Point72 Academy Case

They need a full model with quarterly historicals and forecasts. Honestly, I don't think I can do this. Don't have the skills and time (3 days in hand rn) need to make a DCF with quarterly data. I'm thinking of giving up on their case study round. Probably focusing elsewhere may increase my chances in other positions. 


Didn't know an undergrad had to know so much. Damn it. I will have to take up the longer route to learn things, I guess.

 

Don’t give up. I would recommend watching this video, it helped me learn DCFs in the beginning of my college career. It’s titled “Discounted Cash Flow” by the YouTube channel “Learn to Invest - Investors Grow”.

Go ahead and JUMP!
 

I've seen that there are three 10-Qs and one 10K. How do we get the 4th quarter data? I'm sorry, it's a dumb question.

And I've seen examples of an annual DCF, how can we do this with a quarterly 3-statement model?

 

Is this even worth the effort vs top BB? Like my impression is that pods will take you at any point in your career so why would you bust your ass to get there ASAP?

 

Training at CAP/Academy is much better for the specific job.

IB gives optionality.

 

Currently going through the P72 Experienced Hire case study. If it's any consolation, I've been locked in my apt for the past 2 days working on it, and I'm about 20ish% done. Do as my username and keep at it.

 

And they want everything from scratch, DCF and historicals. I understand that going through this “by hand” show’s character but like if I saw someone recreate 12 years worth of data from scratch I’d think it’s a waste of time. Like time management HAS to be the foremost concern if they assigned this. You can legit go on Bloomberg and pull the exact same data in 5 minutes vs sit on your ass going through ever like item and lose your sanity every minute.

 

you need to be able to do all those things before you even do Point72's internship for undergrads. Naturally, you'd need to be able to do it for the full-time role...

 

Although it's reasonable to expect that someone passionate in a career in HF would already be building plenty of models in their own time, and DCFs would be smtg that they 'just do' or 'would know', I sometimes also think these sort of practices give students a lot of conflict. Meaning - these firms always like to say they don't expect you to know a whole lot. But then the recruiting process is laden with heavy technicals and modeling tests that would select for finance students. These tests would even gatekeep out 'smarter' STEM students who just don't know traditional finance (but could learn in no time on the job) - precisely the types that firms would want.

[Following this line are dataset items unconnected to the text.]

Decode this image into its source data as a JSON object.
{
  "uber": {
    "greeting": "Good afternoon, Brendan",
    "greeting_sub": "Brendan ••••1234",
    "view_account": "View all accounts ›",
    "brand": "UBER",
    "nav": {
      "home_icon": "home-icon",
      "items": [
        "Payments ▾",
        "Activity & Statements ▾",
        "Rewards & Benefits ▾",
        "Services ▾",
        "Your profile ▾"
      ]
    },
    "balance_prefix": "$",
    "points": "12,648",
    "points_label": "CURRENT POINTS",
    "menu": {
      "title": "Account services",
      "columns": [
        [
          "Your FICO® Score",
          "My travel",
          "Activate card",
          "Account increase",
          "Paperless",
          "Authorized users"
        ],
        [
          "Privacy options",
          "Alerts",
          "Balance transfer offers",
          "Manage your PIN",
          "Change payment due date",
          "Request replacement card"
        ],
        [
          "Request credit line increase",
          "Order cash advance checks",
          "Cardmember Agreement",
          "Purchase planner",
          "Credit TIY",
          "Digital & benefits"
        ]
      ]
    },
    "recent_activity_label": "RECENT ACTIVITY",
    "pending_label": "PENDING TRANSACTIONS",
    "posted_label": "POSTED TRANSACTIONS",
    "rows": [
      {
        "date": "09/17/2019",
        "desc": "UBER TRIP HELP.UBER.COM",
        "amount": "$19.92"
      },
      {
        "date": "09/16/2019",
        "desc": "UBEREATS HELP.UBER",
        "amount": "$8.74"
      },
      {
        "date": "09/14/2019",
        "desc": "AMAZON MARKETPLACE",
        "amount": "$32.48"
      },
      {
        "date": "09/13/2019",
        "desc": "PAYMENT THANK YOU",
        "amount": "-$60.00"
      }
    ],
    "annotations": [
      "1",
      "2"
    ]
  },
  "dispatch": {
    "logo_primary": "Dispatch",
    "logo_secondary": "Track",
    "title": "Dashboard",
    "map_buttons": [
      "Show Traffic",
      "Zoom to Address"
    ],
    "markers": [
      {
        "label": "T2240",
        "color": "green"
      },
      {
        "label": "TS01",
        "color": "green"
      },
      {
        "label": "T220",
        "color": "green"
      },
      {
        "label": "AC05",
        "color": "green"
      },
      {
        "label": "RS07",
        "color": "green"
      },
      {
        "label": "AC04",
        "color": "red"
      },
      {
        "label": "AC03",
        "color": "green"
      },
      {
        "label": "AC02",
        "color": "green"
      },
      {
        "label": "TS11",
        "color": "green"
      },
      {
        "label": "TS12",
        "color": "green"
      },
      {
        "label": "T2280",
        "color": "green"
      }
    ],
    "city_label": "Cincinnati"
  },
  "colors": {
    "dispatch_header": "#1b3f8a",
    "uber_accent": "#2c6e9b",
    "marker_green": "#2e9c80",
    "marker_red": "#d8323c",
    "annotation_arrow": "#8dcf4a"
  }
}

Then, once you break in, in the actual Academy (and intern training for IB as well), it goes back to square one and truly teaches you from scratch.

There's a mismatch in the process, I truly think

 

this isn't really a fair comparison. I've interned at Point72; when i interviewed i knew literally nothing re accounting and modelling but i had interesting views and analysis on businesses. That was enough. I was then given materials to learn (including modelling and valuation etc) before the internship started. It was like 40 hours of material or something similar. The bar is much higher at a hedge fund, even if the Academy is designed to get you up to speed they need you to be technically literate before you start. That's what the internship (in part) preps you for. You'll see quite a few students doing the internship that don't have a finance background.

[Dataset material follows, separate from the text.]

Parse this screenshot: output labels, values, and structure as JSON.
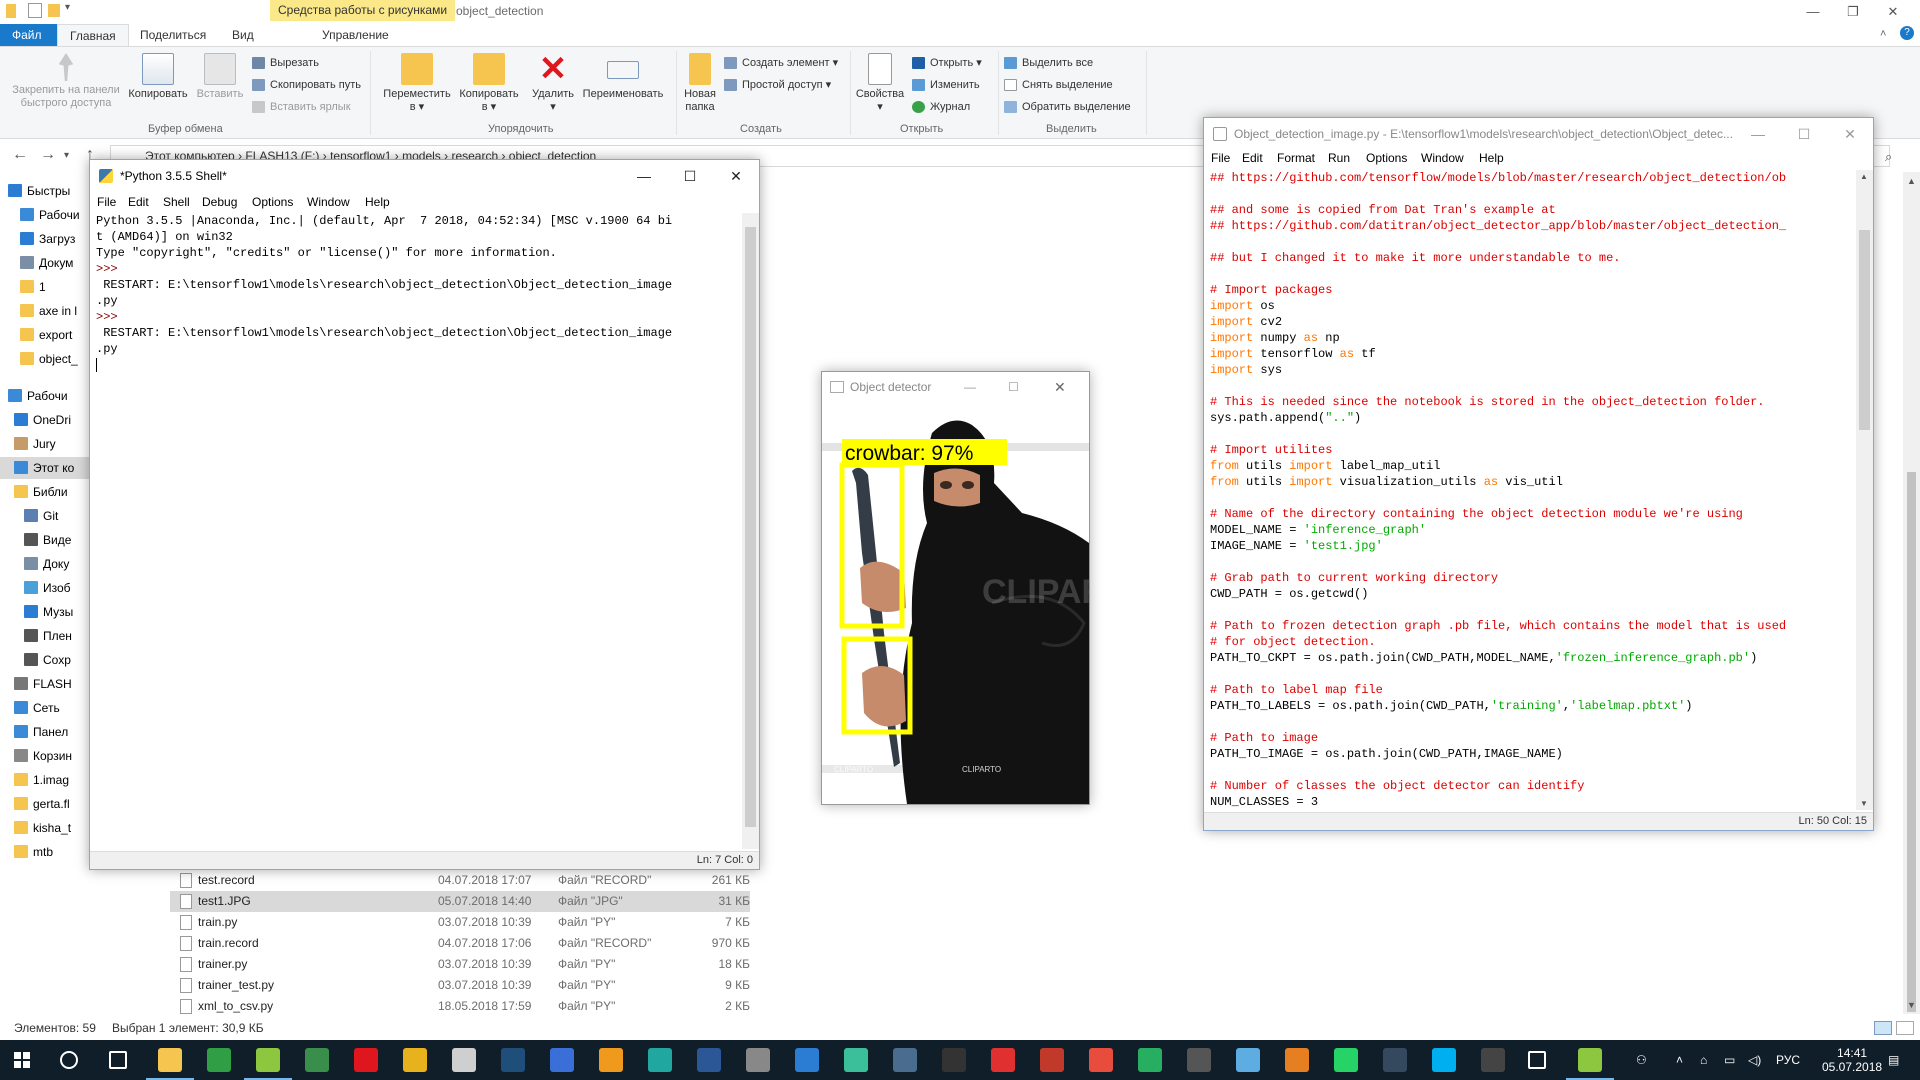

The full time Academy is an entirely different beast; its intense as shit and you'll be pitching (meaning modelling from the ground up) a company every 1-2 weeks at its peak. You absolutely need to be able to model before you step into it. Anyway, the bulk of the Academy is made up of people that did the internship and converted; its pretty normal to require external grad hires to at least match the technical ability of your interns that are going into the full time.

Can't really compare it to a bank. The standard is just way higher for a hedge fund - they don't have the time to teach you from the ground up and give you a few years before you meaningfully contribute to the firm's top line. At Point72/Citadel, you get a training program and then you're in a pod contributing to PnL

 

what i found is point72/citadel really look for passion above all else. if you have the passion you would have at least learned the basics yourself

 

Sorry, I know it has been a while but how did you even get past the case study to the interview round if you truly knew no finance technicals? How did you complete the case study in the first place?